While time will tell whether Oct. 7 will receive its due
international legal scrutiny, the muted response from women’s groups
is unacceptable given the abundance of evidence. If survivor accounts,
tortured bodies, and videos of attacks aren’t enough evidence, then no case
would ever be prosecuted in a court of law. Such evidence of depravity
typically galvanizes global action and demands for justice. Women’s groups
should rightfully be demanding prosecution. Beyond the courtroom, the evidence
of what happened to women and girls in Israel far surpasses what has sparked
women to come to the aid and support of other women in other situations.
Historically, women have been at the forefront of advocacy.
Here in the U.S., we demanded safety for victims of sexual assault in campus
“Take Back the Night” marches in the 1990s. We advocated for women in other
countries, creating hashtag and social media campaigns like #BringOurGirlsHome
in 2014 to demand the return of 276 Nigerian girls abducted by the jihadi
militant group Boko Haram. In 2017, we protested Donald Trump’s sexism and
misogyny by the millions at the Women’s March. The #MeToo movement saw us
sharing our stories to combat a culture rife with sexual harassment and
assault. We supported Christine Blasey Ford when she testified against Supreme
Court Justice nominee Brett Kavanaugh at his confirmation hearing in 2018. We
marched when the Supreme Court overturned Roe v. Wade in 2022.
We strive to center women of color and Indigenous women, whose stories don’t
always receive the respect they deserve.
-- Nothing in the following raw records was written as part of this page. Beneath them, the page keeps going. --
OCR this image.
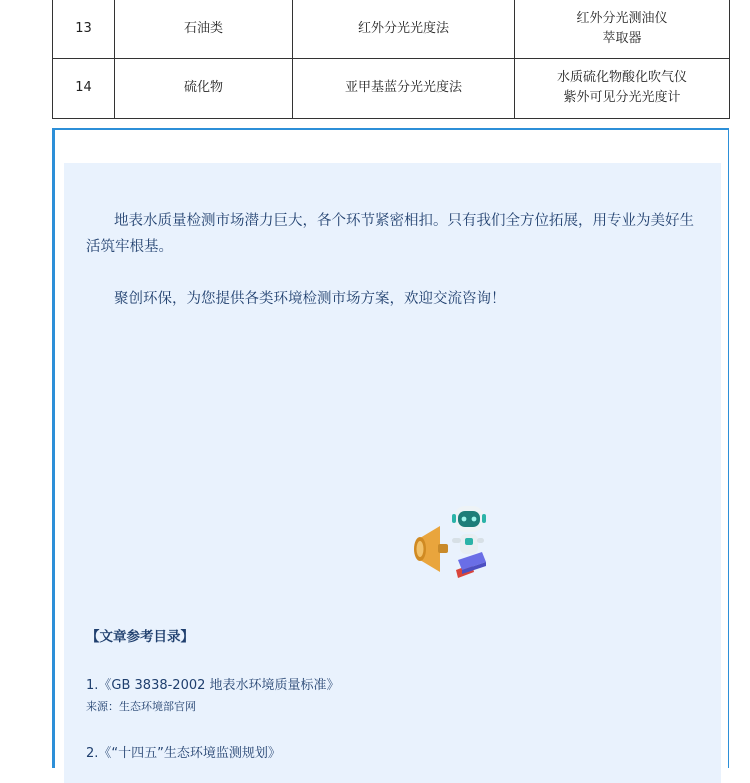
13	石油类	红外分光光度法	红外分光测油仪
萃取器

14	硫化物	亚甲基蓝分光光度法	水质硫化物酸化吹气仪
紫外可见分光光度计

地表水质量检测市场潜力巨大，各个环节紧密相扣。只有我们全方位拓展，用专业为美好生活筑牢根基。

聚创环保，为您提供各类环境检测市场方案，欢迎交流咨询！

【文章参考目录】

1.《GB 3838-2002 地表水环境质量标准》

来源：生态环境部官网

2.《“十四五”生态环境监测规划》
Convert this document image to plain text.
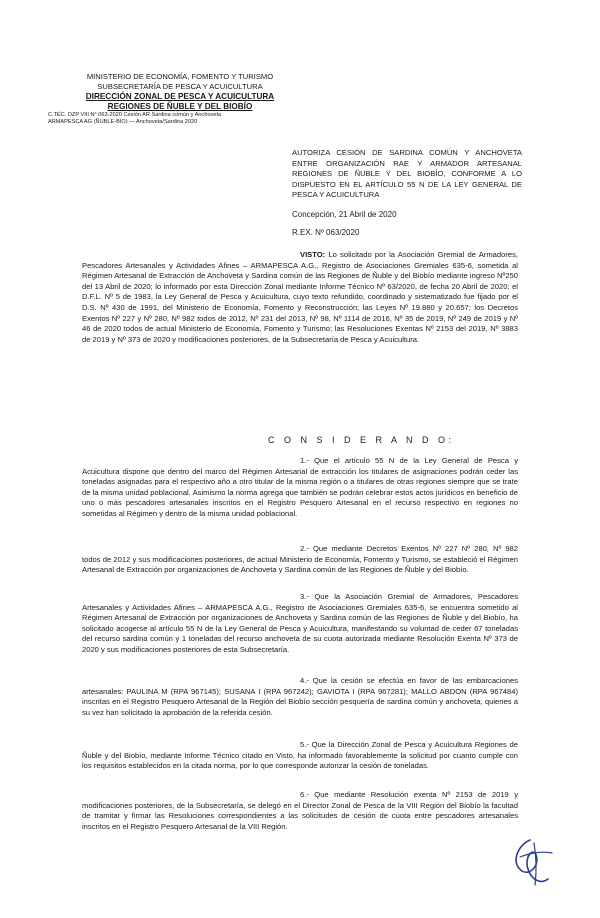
MINISTERIO DE ECONOMÍA, FOMENTO Y TURISMO
SUBSECRETARÍA DE PESCA Y ACUICULTURA
DIRECCIÓN ZONAL DE PESCA Y ACUICULTURA
REGIONES DE ÑUBLE Y DEL BIOBÍO
C.TÉC. DZP VIII N° 063-2020 Cesión AR Sardina común y Anchoveta
ARMAPESCA AG (ÑUBLE-BÍO) — Anchoveta/Sardina 2020
AUTORIZA CESIÓN DE SARDINA COMÚN Y ANCHOVETA ENTRE ORGANIZACIÓN RAE Y ARMADOR ARTESANAL REGIONES DE ÑUBLE Y DEL BIOBÍO, CONFORME A LO DISPUESTO EN EL ARTÍCULO 55 N DE LA LEY GENERAL DE PESCA Y ACUICULTURA
Concepción, 21 Abril de 2020
R.EX. Nº 063/2020
VISTO: Lo solicitado por la Asociación Gremial de Armadores, Pescadores Artesanales y Actividades Afines – ARMAPESCA A.G., Registro de Asociaciones Gremiales 635-6, sometida al Régimen Artesanal de Extracción de Anchoveta y Sardina común de las Regiones de Ñuble y del Biobío mediante ingreso Nº250 del 13 Abril de 2020; lo informado por esta Dirección Zonal mediante Informe Técnico Nº 63/2020, de fecha 20 Abril de 2020; el D.F.L. Nº 5 de 1983, la Ley General de Pesca y Acuicultura, cuyo texto refundido, coordinado y sistematizado fue fijado por el D.S. Nº 430 de 1991, del Ministerio de Economía, Fomento y Reconstrucción; las Leyes Nº 19.880 y 20.657; los Decretos Exentos Nº 227 y Nº 280, Nº 982 todos de 2012, Nº 231 del 2013, Nº 98, Nº 1114 de 2016, Nº 35 de 2019, Nº 249 de 2019 y Nº 46 de 2020 todos de actual Ministerio de Economía, Fomento y Turismo; las Resoluciones Exentas Nº 2153 del 2019, Nº 3883 de 2019 y Nº 373 de 2020 y modificaciones posteriores, de la Subsecretaría de Pesca y Acuicultura.
C O N S I D E R A N D O:
1.- Que el artículo 55 N de la Ley General de Pesca y Acuicultura dispone que dentro del marco del Régimen Artesanal de extracción los titulares de asignaciones podrán ceder las toneladas asignadas para el respectivo año a otro titular de la misma región o a titulares de otras regiones siempre que se trate de la misma unidad poblacional. Asimismo la norma agrega que también se podrán celebrar estos actos jurídicos en beneficio de uno o más pescadores artesanales inscritos en el Registro Pesquero Artesanal en el recurso respectivo en regiones no sometidas al Régimen y dentro de la misma unidad poblacional.
2.- Que mediante Decretos Exentos Nº 227 Nº 280, Nº 982 todos de 2012 y sus modificaciones posteriores, de actual Ministerio de Economía, Fomento y Turismo, se estableció el Régimen Artesanal de Extracción por organizaciones de Anchoveta y Sardina común de las Regiones de Ñuble y del Biobío.
3.- Que la Asociación Gremial de Armadores, Pescadores Artesanales y Actividades Afines – ARMAPESCA A.G., Registro de Asociaciones Gremiales 635-6, se encuentra sometido al Régimen Artesanal de Extracción por organizaciones de Anchoveta y Sardina común de las Regiones de Ñuble y del Biobío, ha solicitado acogerse al artículo 55 N de la Ley General de Pesca y Acuicultura, manifestando su voluntad de ceder 67 toneladas del recurso sardina común y 1 toneladas del recurso anchoveta de su cuota autorizada mediante Resolución Exenta Nº 373 de 2020 y sus modificaciones posteriores de esta Subsecretaría.
4.- Que la cesión se efectúa en favor de las embarcaciones artesanales: PAULINA M (RPA 967145); SUSANA I (RPA 967242); GAVIOTA I (RPA 967281); MALLO ABDON (RPA 967484) inscritas en el Registro Pesquero Artesanal de la Región del Biobío sección pesquería de sardina común y anchoveta, quienes a su vez han solicitado la aprobación de la referida cesión.
5.- Que la Dirección Zonal de Pesca y Acuicultura Regiones de Ñuble y del Biobío, mediante Informe Técnico citado en Visto, ha informado favorablemente la solicitud por cuanto cumple con los requisitos establecidos en la citada norma, por lo que corresponde autorizar la cesión de toneladas.
6.- Que mediante Resolución exenta Nº 2153 de 2019 y modificaciones posteriores, de la Subsecretaría, se delegó en el Director Zonal de Pesca de la VIII Región del Biobío la facultad de tramitar y firmar las Resoluciones correspondientes a las solicitudes de cesión de cuota entre pescadores artesanales inscritos en el Registro Pesquero Artesanal de la VIII Región.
Again and again, we have demanded that
women be believed, because we know that all too often, women’s stories are
unfairly questioned and ignored.
But the expected outrage hasn’t happened here in the U.S.
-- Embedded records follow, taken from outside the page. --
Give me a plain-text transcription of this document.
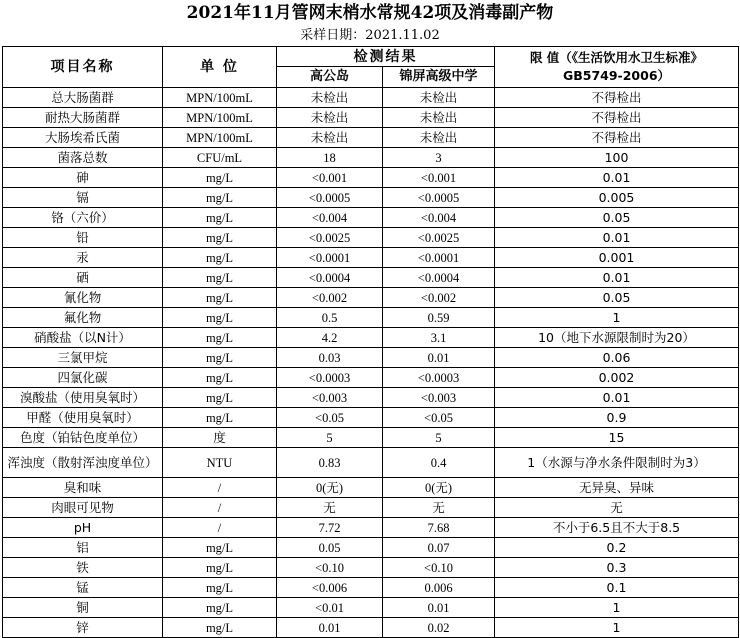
2021年11月管网末梢水常规42项及消毒副产物
采样日期：2021.11.02
项目名称	单 位	检测结果		限 值（《生活饮用水卫生标准》
GB5749-2006）
		高公岛	锦屏高级中学	
总大肠菌群	MPN/100mL	未检出	未检出	不得检出
耐热大肠菌群	MPN/100mL	未检出	未检出	不得检出
大肠埃希氏菌	MPN/100mL	未检出	未检出	不得检出
菌落总数	CFU/mL	18	3	100
砷	mg/L	<0.001	<0.001	0.01
镉	mg/L	<0.0005	<0.0005	0.005
铬（六价）	mg/L	<0.004	<0.004	0.05
铅	mg/L	<0.0025	<0.0025	0.01
汞	mg/L	<0.0001	<0.0001	0.001
硒	mg/L	<0.0004	<0.0004	0.01
氰化物	mg/L	<0.002	<0.002	0.05
氟化物	mg/L	0.5	0.59	1
硝酸盐（以N计）	mg/L	4.2	3.1	10（地下水源限制时为20）
三氯甲烷	mg/L	0.03	0.01	0.06
四氯化碳	mg/L	<0.0003	<0.0003	0.002
溴酸盐（使用臭氧时）	mg/L	<0.003	<0.003	0.01
甲醛（使用臭氧时）	mg/L	<0.05	<0.05	0.9
色度（铂钴色度单位）	度	5	5	15
浑浊度（散射浑浊度单位）	NTU	0.83	0.4	1（水源与净水条件限制时为3）
臭和味	/	0(无)	0(无)	无异臭、异味
肉眼可见物	/	无	无	无
pH	/	7.72	7.68	不小于6.5且不大于8.5
铝	mg/L	0.05	0.07	0.2
铁	mg/L	<0.10	<0.10	0.3
锰	mg/L	<0.006	0.006	0.1
铜	mg/L	<0.01	0.01	1
锌	mg/L	0.01	0.02	1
or abroad, outside of Jewish groups. Some international organizations
quickly issued statements about the heartbreaking suffering in Gaza, but are resolutely mute regarding
the atrocities against women in Israel on Oct. 7. Worse yet, we have
heard denials or sentiment that the victims deserved it. We would not tolerate victim-blaming
in other cases of violence against women. Compassion for Gazan women and
children is vital, but it should not negate compassion for victims on the
Israeli side of the border on Oct. 7. Sexual violence should be abhorrent to
all of us, no matter who it is perpetrated against or where they live.
The victims of the Oct. 7 attack stand excluded from the
world’s sisterhood. In the face of overwhelming real-time documentation,
murmurs of support are few and far between. We must ask ourselves,
from a place of empathy, for all who suffer: Does our outrage about rape and
abuse depend on the identity of the perpetrator and the victim? Is rape
acceptable, even justifiable, if the victims live in a nation whose policies
you disapprove of? Can we blame these victims, many but not all of whom are
Israeli, for what happened to them? If the answer to these questions is no, as
it should be, then we must all speak out about the violence, no matter who it
is perpetrated against or where they live. To express moral outrage and legal
horror at the offenses perpetrated on women in Israel is not tantamount to
approving the governing Netanyahu coalition, nor does it signal support for the
bombings in Gaza. It is simply to assert the long-standing feminist argument
that our bodies are not to be weaponized in global conflicts. Acknowledging
these atrocities does not diminish the suffering of Palestinian women in Gaza.
It is essential to reaffirming our shared humanity.